7. The apparatus of claim 5, wherein the at least one radio tag is integrated with a thermotherapy device.

8. The apparatus of claim 5, wherein the signal from each of the at least one radio tag is unique to differentiate each signal from other source signals used simultaneously.

9. The apparatus of claim 1, comprising at least two separate radio receivers for establishing the positions of the at least one radio tag signal.

10. The apparatus of claim 9, comprising at least three separate radio receivers for triangulating the positions of the at least one radio tag signal.

11. The apparatus of claim 8, wherein the central control unit determines and displays the spatial position of each source signal in substantially real time.

12. The apparatus of claim 1, wherein the central control unit and the radio receiver are spatially registered with at least one of an external coordinate system, a reference frame and a localization reference device.

13. The apparatus of claim 12, wherein the external coordinate system or reference frame is based on a diagnostic image or image volume.

14. The apparatus of claim 5, wherein the radio signal is digitally encoded.

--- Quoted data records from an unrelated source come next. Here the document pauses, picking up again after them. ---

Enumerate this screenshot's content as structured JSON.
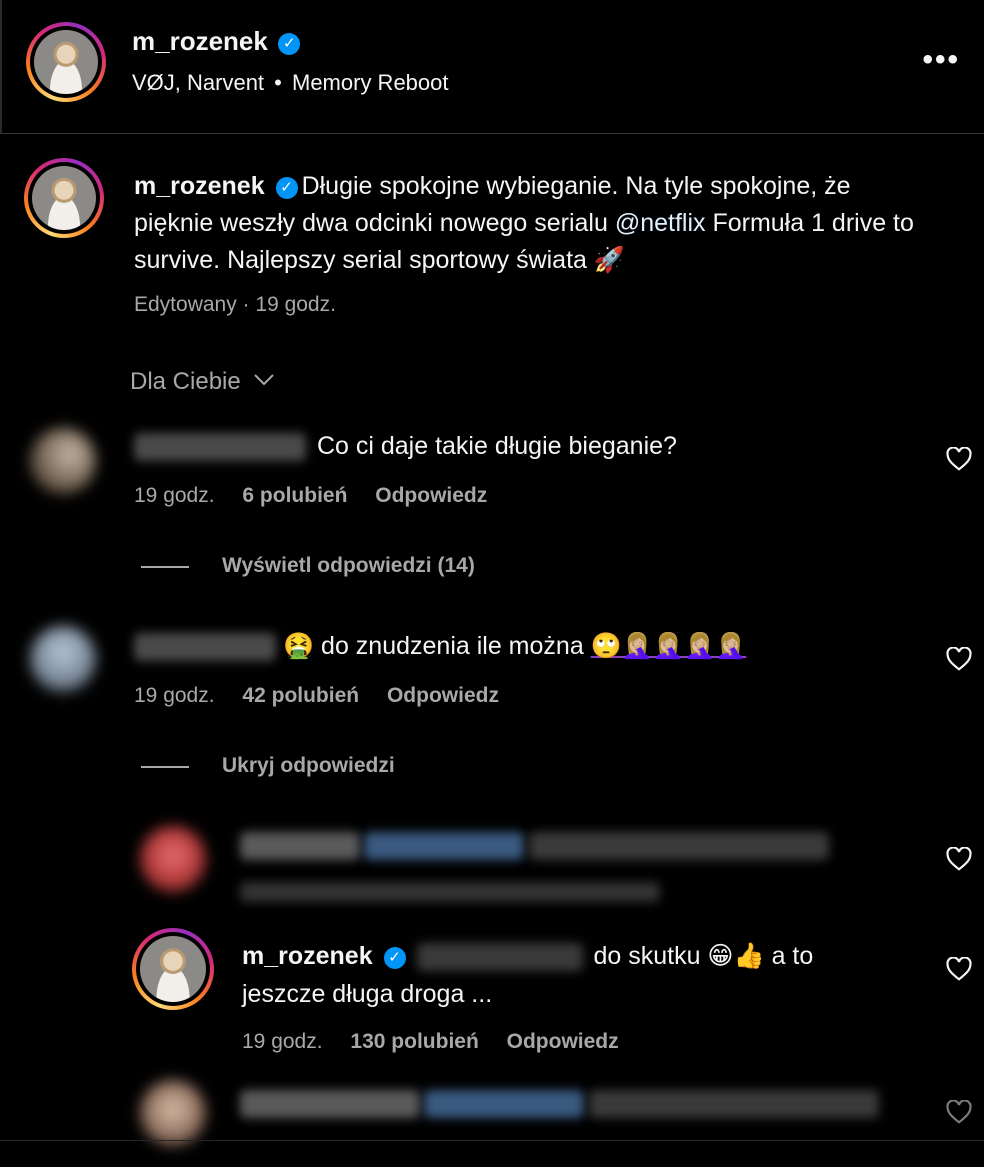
{
  "header": {
    "username": "m_rozenek",
    "audio": "VØJ, Narvent",
    "audio_sep": "•",
    "audio_title": "Memory Reboot",
    "more_label": "•••"
  },
  "caption": {
    "username": "m_rozenek",
    "text_before": "Długie spokojne wybieganie. Na tyle spokojne, że pięknie weszły dwa odcinki nowego serialu ",
    "mention": "@netflix",
    "text_after": " Formuła 1 drive to survive. Najlepszy serial sportowy świata 🚀",
    "meta": "Edytowany · 19 godz."
  },
  "sort": {
    "label": "Dla Ciebie"
  },
  "comments": [
    {
      "text": "Co ci daje takie długie bieganie?",
      "time": "19 godz.",
      "likes": "6 polubień",
      "reply": "Odpowiedz",
      "toggle": "Wyświetl odpowiedzi (14)"
    },
    {
      "emoji_lead": "🤮",
      "text": "do znudzenia ile można",
      "emoji_tail": "🙄🤦🏼‍♀️🤦🏼‍♀️🤦🏼‍♀️🤦🏼‍♀️",
      "time": "19 godz.",
      "likes": "42 polubień",
      "reply": "Odpowiedz",
      "toggle": "Ukryj odpowiedzi"
    }
  ],
  "reply_owner": {
    "username": "m_rozenek",
    "text_a": "do skutku 😁👍 a to",
    "text_b": "jeszcze długa droga ...",
    "time": "19 godz.",
    "likes": "130 polubień",
    "reply": "Odpowiedz"
  },
  "colors": {
    "verified": "#0095f6",
    "mention": "#e0f1ff",
    "muted": "#a8a8a8",
    "background": "#000000"
  }
}
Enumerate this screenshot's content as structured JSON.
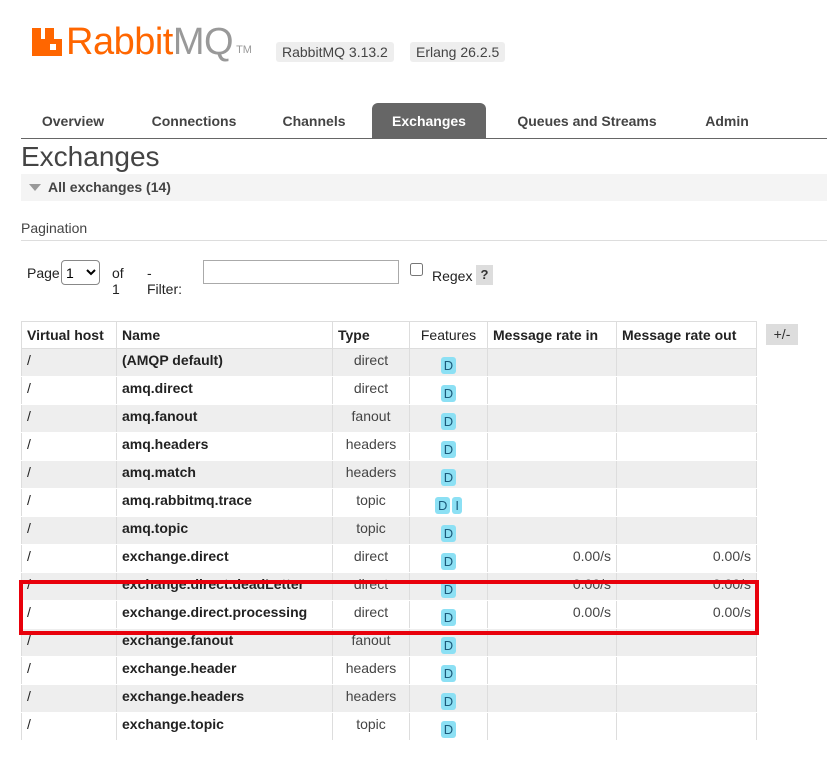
{
  "header": {
    "logo_word_1": "Rabbit",
    "logo_word_2": "MQ",
    "logo_tm": "TM",
    "rabbitmq_version": "RabbitMQ 3.13.2",
    "erlang_version": "Erlang 26.2.5"
  },
  "tabs": [
    {
      "label": "Overview"
    },
    {
      "label": "Connections"
    },
    {
      "label": "Channels"
    },
    {
      "label": "Exchanges",
      "active": true
    },
    {
      "label": "Queues and Streams"
    },
    {
      "label": "Admin"
    }
  ],
  "page_title": "Exchanges",
  "section": {
    "label": "All exchanges (14)"
  },
  "pagination": {
    "title": "Pagination",
    "page_label": "Page",
    "page_value": "1",
    "of_label": "of 1",
    "filter_label": "- Filter:",
    "filter_value": "",
    "regex_label": "Regex",
    "help_label": "?"
  },
  "table": {
    "columns": [
      "Virtual host",
      "Name",
      "Type",
      "Features",
      "Message rate in",
      "Message rate out"
    ],
    "toggle_label": "+/-",
    "rows": [
      {
        "vhost": "/",
        "name": "(AMQP default)",
        "type": "direct",
        "features": [
          "D"
        ],
        "rate_in": "",
        "rate_out": ""
      },
      {
        "vhost": "/",
        "name": "amq.direct",
        "type": "direct",
        "features": [
          "D"
        ],
        "rate_in": "",
        "rate_out": ""
      },
      {
        "vhost": "/",
        "name": "amq.fanout",
        "type": "fanout",
        "features": [
          "D"
        ],
        "rate_in": "",
        "rate_out": ""
      },
      {
        "vhost": "/",
        "name": "amq.headers",
        "type": "headers",
        "features": [
          "D"
        ],
        "rate_in": "",
        "rate_out": ""
      },
      {
        "vhost": "/",
        "name": "amq.match",
        "type": "headers",
        "features": [
          "D"
        ],
        "rate_in": "",
        "rate_out": ""
      },
      {
        "vhost": "/",
        "name": "amq.rabbitmq.trace",
        "type": "topic",
        "features": [
          "D",
          "I"
        ],
        "rate_in": "",
        "rate_out": ""
      },
      {
        "vhost": "/",
        "name": "amq.topic",
        "type": "topic",
        "features": [
          "D"
        ],
        "rate_in": "",
        "rate_out": ""
      },
      {
        "vhost": "/",
        "name": "exchange.direct",
        "type": "direct",
        "features": [
          "D"
        ],
        "rate_in": "0.00/s",
        "rate_out": "0.00/s"
      },
      {
        "vhost": "/",
        "name": "exchange.direct.deadLetter",
        "type": "direct",
        "features": [
          "D"
        ],
        "rate_in": "0.00/s",
        "rate_out": "0.00/s"
      },
      {
        "vhost": "/",
        "name": "exchange.direct.processing",
        "type": "direct",
        "features": [
          "D"
        ],
        "rate_in": "0.00/s",
        "rate_out": "0.00/s"
      },
      {
        "vhost": "/",
        "name": "exchange.fanout",
        "type": "fanout",
        "features": [
          "D"
        ],
        "rate_in": "",
        "rate_out": ""
      },
      {
        "vhost": "/",
        "name": "exchange.header",
        "type": "headers",
        "features": [
          "D"
        ],
        "rate_in": "",
        "rate_out": ""
      },
      {
        "vhost": "/",
        "name": "exchange.headers",
        "type": "headers",
        "features": [
          "D"
        ],
        "rate_in": "",
        "rate_out": ""
      },
      {
        "vhost": "/",
        "name": "exchange.topic",
        "type": "topic",
        "features": [
          "D"
        ],
        "rate_in": "",
        "rate_out": ""
      }
    ]
  },
  "colors": {
    "brand": "#ff6600",
    "active_tab": "#666666",
    "highlight": "#e8000b",
    "feature_badge": "#8ce0f4"
  }
}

15. A method for the three-dimensional spatial registration of a minimally invasive surgical procedure, comprising the steps of:

placing a device including a radio tag into or on a patient's body, the radio tag emitting a radio signal source;

using a radio receiver to determine the position of the radio signal source; graphically displaying the position of the radio signal source.

16. The method of claim 15, wherein the radio tag is incorporated into or on at least one of a thermotherapy device, a surgical abalation device and a surgical device.

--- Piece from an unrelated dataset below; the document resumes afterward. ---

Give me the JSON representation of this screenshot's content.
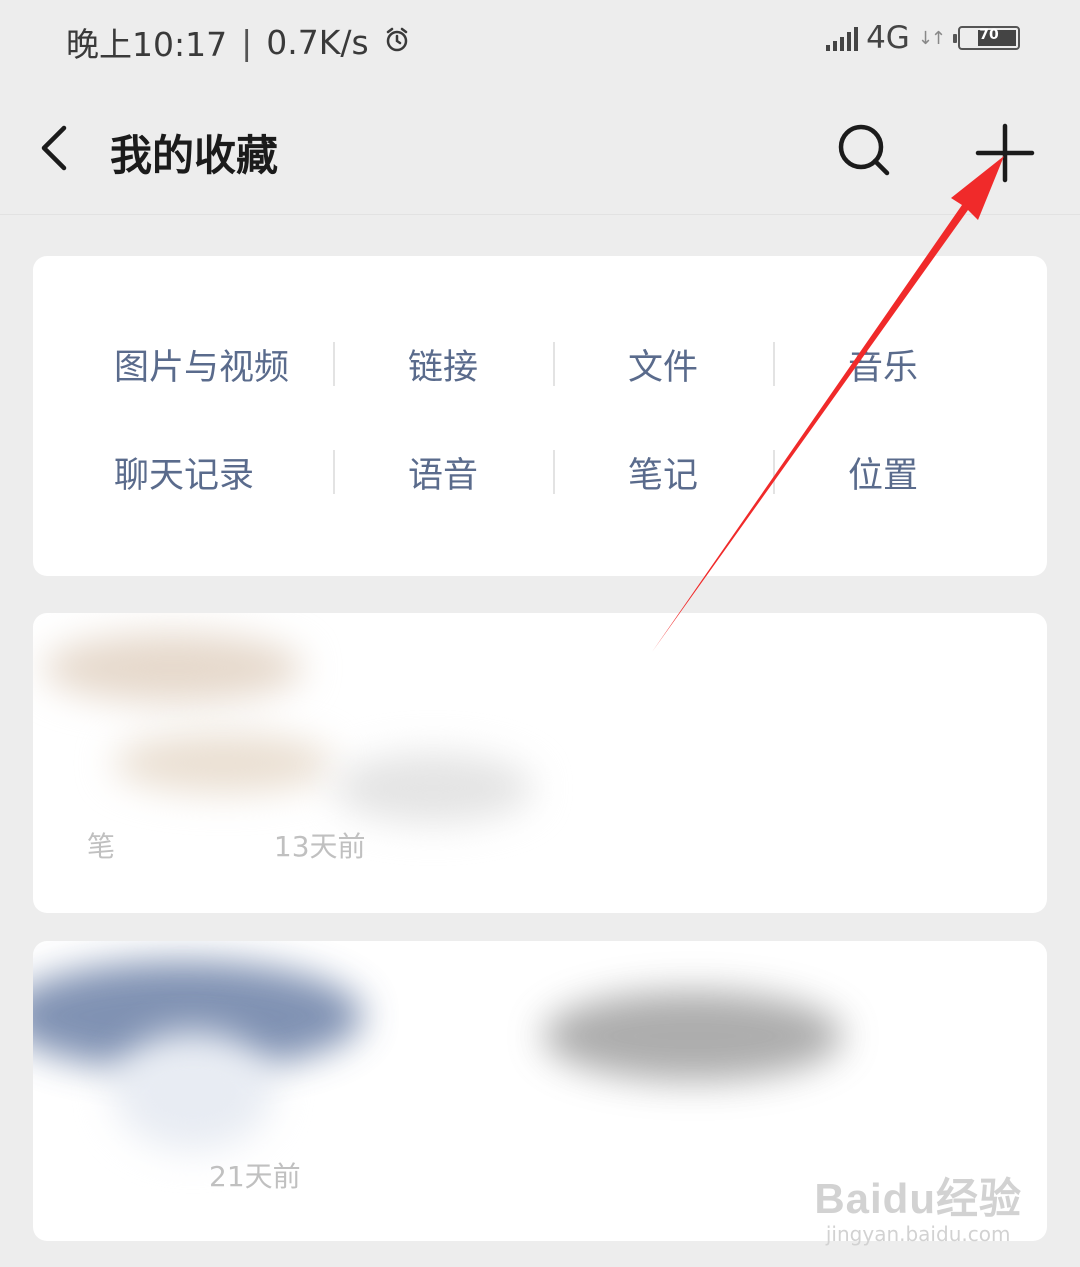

17. The method of claim 15, wherein the radio tag is incorporated into or on one of a radiation source or seed for brachytherapy.

18. The method of claim 15, wherein the position of the radio signal source is spatially registered to an external coordinate system or reference frame, and wherein the position of the radio signal source graphically is displayed in relation to the coordinate system or reference frame.

19. The method of claim 17, wherein the external coordinate system comprises a plurality of diagnostic image slices or volumes.

20. The method of claim 15, wherein the radio signal source is graphically displayed in substantially real time.

21. The method of claim 15, wherein the external coordinate system comprises a single diagnostic image slice.

22. The method of claim 15, wherein the external coordinate system comprises a single diagnostic image volume.